The past six months have seen a slew of auto-tuned, unfinished studio experiments that leaked on mixtapes, and some half-arsed guest appearances diminish anticipation for this album. At least for it being any good. But its here now. And... it's good.

It's not a classic. The assumed constraints of the market dictate that any multi-million dollar rap release must have a couple of crappy pop songs on it. And Wayne himself has the same quality control issues as the equally prolific Prince, along with the mad genius, lunacy and height issues. The guest appearances are, mainly, unwelcome distractions - the Busta and Juelz Santana collaborations are letdowns, based on previous work. A few of the beats are a bit meh.

So no, it is not a classic. But it is pretty fucking good.

We are definitely dealing with an above average talent here. We are dealing with a super creative, arrogant little bastard. From the breathless, cartoon super violent intro, on which Wayne threatens to "run up in a niggas house and shoot his grandmother up," to the rambling, Al Sharpton destroying climax, Wayne doesn't pause once to think about the repercussions of anything he says. Wayne refused to sacrifice sense for the sake of flow, and that flow is the most copied in the business. That is because, like his hero Jay, he goes into the booth without a pen or a pad, but unlike Jay, he sprays the mike with whatever the motherfuck happens to be rattling around his drug addled brain at the time.
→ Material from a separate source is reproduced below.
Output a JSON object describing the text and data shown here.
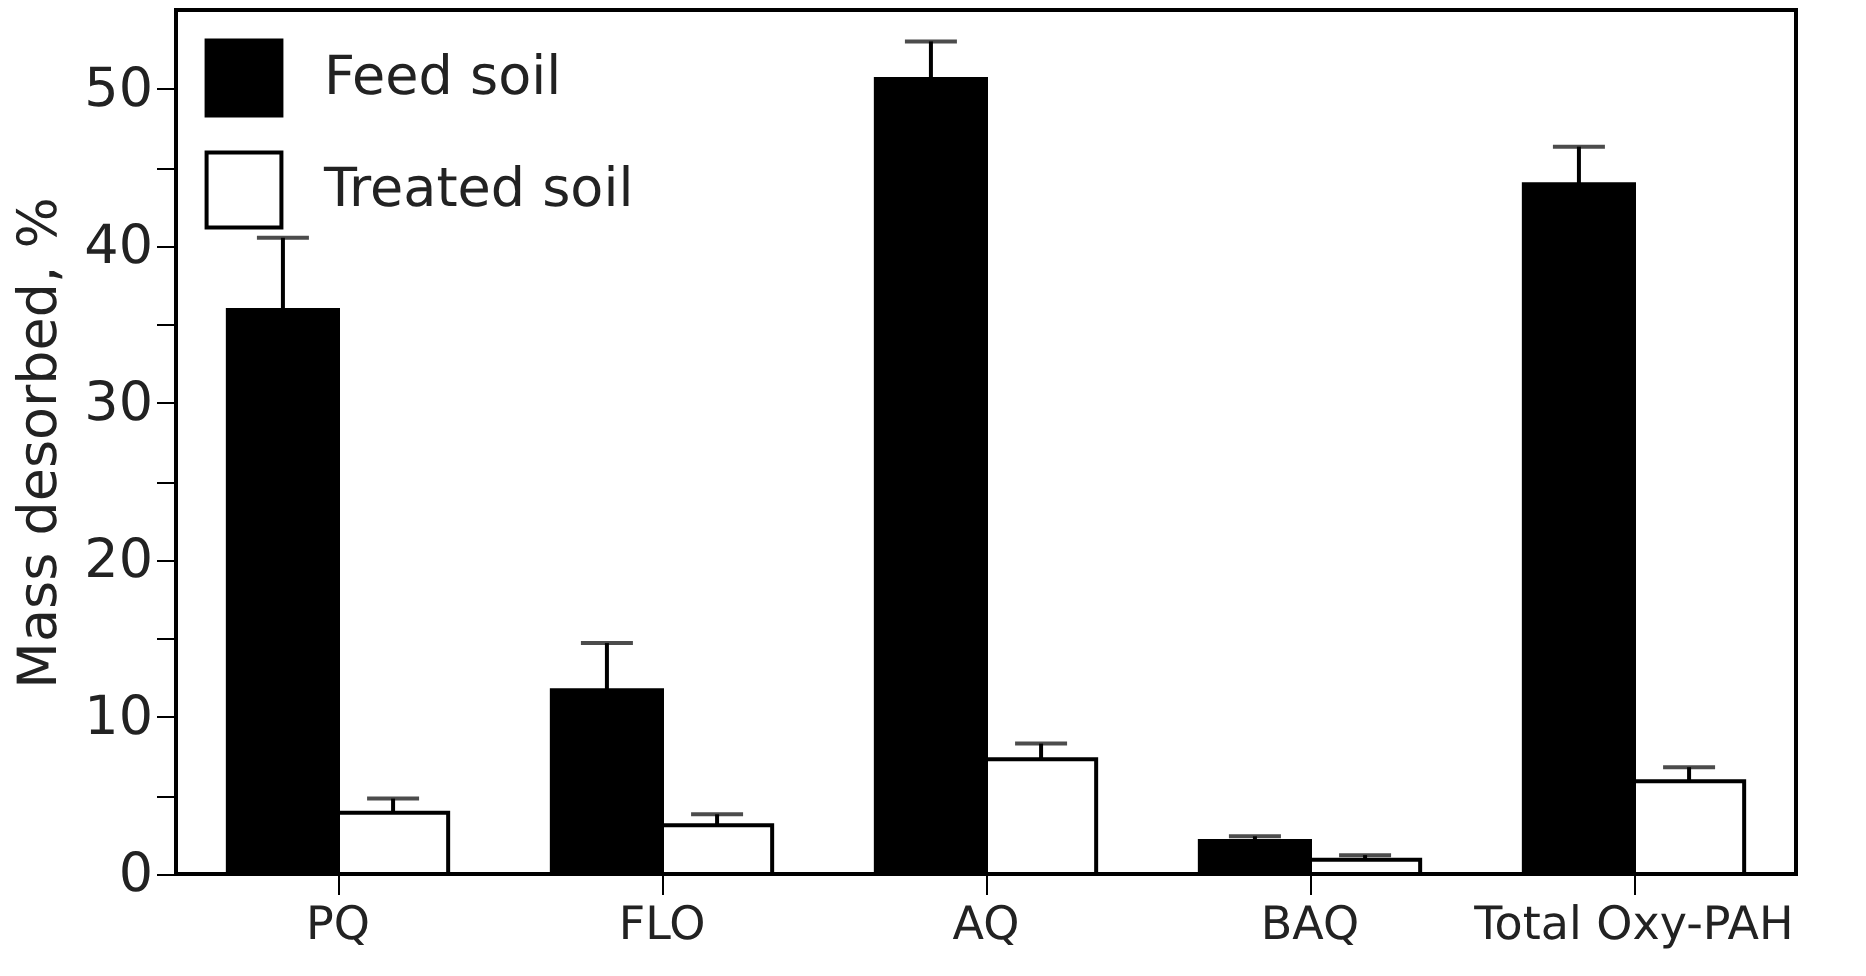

He dances around the hi hats, catches snares like bullets, rides the bass like a rusty ole rollercoaster.

On the Jay-Z featuring 'Mr Carter' he easily holds his own (although verse three is a bit of a letdown), and the metaphor heavy concept track 'Dr Carter' is pretty much a rap-how-to-guide for dummies. The lunatic 'Phone Home' is as bat shit crazy as you'd hope, and the Robin Thicke helmed 'Tie My Hands', a heartfelt ode to his hurricane ravaged hometown, is both dope AND emotional. As for the pop songs, Lollipop is either a work of all-bases-touching genius (riffing on, as it does, 'In Da Club', 'Drop it Like It's Hot', 'My Humps' and 'Buy You a Drank') or evil, depending on your mindset, and Got Money is generic anthemic T Pain strip club stuff... but the Kanye West produced 'Comfortable', featuring the great Babyface on the hook, is amazing, lush, thick, powerful pure pop (and the only leaked song to make the final tracklisting).

But the stand out, and the album's centrepiece, comes in the unexpected form of 'Shoot Me Down' - a dark, relentless driving monster of a song that sounds like you always wanted Tricky to. This one song alone, for me, makes the whole thing worthwhile. No other rapper alive would have made this song. It is 'Next'.
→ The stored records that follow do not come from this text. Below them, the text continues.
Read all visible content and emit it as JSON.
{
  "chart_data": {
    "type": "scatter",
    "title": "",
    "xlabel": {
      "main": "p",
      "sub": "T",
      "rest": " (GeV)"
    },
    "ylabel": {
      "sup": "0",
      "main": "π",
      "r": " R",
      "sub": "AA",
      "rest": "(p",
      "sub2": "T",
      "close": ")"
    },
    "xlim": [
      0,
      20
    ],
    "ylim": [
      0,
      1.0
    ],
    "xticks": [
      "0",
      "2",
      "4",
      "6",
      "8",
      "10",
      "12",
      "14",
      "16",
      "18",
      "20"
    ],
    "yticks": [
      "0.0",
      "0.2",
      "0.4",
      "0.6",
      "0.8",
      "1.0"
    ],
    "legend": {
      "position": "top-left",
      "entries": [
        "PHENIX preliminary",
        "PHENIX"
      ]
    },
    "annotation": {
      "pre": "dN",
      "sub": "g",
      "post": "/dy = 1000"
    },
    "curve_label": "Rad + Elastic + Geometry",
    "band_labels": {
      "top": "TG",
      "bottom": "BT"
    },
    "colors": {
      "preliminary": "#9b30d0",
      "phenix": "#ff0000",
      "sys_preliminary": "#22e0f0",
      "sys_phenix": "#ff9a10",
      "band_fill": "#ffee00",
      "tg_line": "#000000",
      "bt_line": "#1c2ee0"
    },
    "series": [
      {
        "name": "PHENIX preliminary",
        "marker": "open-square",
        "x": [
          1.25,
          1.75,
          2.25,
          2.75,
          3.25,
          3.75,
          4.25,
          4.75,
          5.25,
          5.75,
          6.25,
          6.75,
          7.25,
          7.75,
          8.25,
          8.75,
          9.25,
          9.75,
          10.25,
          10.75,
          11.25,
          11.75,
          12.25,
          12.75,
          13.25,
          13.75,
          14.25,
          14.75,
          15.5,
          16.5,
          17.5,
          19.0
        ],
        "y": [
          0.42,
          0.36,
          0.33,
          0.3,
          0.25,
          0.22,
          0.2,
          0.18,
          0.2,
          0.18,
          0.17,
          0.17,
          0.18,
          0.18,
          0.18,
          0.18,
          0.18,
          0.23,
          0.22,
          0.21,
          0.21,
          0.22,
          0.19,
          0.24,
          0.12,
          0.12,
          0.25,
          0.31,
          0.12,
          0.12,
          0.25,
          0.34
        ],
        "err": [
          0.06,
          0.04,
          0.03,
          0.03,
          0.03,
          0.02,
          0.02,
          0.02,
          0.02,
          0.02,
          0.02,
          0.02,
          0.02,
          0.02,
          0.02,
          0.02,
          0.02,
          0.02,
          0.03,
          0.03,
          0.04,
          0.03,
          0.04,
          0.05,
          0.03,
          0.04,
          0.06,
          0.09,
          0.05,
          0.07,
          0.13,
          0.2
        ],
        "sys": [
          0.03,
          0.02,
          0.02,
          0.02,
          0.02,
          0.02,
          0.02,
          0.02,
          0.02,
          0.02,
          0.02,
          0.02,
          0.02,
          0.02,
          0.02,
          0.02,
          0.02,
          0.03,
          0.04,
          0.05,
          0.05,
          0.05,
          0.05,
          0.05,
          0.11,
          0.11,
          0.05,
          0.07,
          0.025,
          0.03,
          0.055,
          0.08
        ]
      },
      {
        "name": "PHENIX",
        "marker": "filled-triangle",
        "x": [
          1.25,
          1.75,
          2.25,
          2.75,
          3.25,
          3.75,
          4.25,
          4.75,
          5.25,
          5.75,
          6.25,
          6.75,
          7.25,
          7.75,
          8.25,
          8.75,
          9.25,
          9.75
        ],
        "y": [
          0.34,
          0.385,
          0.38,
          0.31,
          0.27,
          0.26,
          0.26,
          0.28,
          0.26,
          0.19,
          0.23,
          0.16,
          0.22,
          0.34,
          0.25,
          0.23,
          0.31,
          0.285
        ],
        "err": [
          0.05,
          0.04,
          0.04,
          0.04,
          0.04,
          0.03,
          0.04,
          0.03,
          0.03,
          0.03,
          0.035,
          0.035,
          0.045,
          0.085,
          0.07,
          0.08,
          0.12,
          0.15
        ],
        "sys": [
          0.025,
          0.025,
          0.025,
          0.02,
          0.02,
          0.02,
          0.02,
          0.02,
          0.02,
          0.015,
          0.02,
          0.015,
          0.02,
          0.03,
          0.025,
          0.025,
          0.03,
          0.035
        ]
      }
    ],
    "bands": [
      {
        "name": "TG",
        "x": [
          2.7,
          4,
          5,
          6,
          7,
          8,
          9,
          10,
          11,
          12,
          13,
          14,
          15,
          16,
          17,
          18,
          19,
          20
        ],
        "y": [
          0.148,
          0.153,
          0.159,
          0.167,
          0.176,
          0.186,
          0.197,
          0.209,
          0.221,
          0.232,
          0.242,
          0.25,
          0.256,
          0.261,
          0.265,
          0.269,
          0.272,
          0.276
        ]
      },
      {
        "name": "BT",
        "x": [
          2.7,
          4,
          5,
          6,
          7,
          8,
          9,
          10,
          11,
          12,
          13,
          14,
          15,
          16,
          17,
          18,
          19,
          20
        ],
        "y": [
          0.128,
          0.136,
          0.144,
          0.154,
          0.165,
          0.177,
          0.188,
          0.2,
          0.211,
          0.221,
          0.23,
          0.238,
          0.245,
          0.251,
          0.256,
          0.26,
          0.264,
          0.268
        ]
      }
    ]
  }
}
This is why Wayne is a great. In a sterilised, stylized climate, he is different. In a world full of overthunk punchline raps, Wayne is a musician first, unafraid to talk what seems to be gibberish in a dope way, because that's what the beat demands. And amidst the gibberish, are true moments of perfect clarity. Wayne is a simply a conduit. A wet brained receiver of non localised consciousness.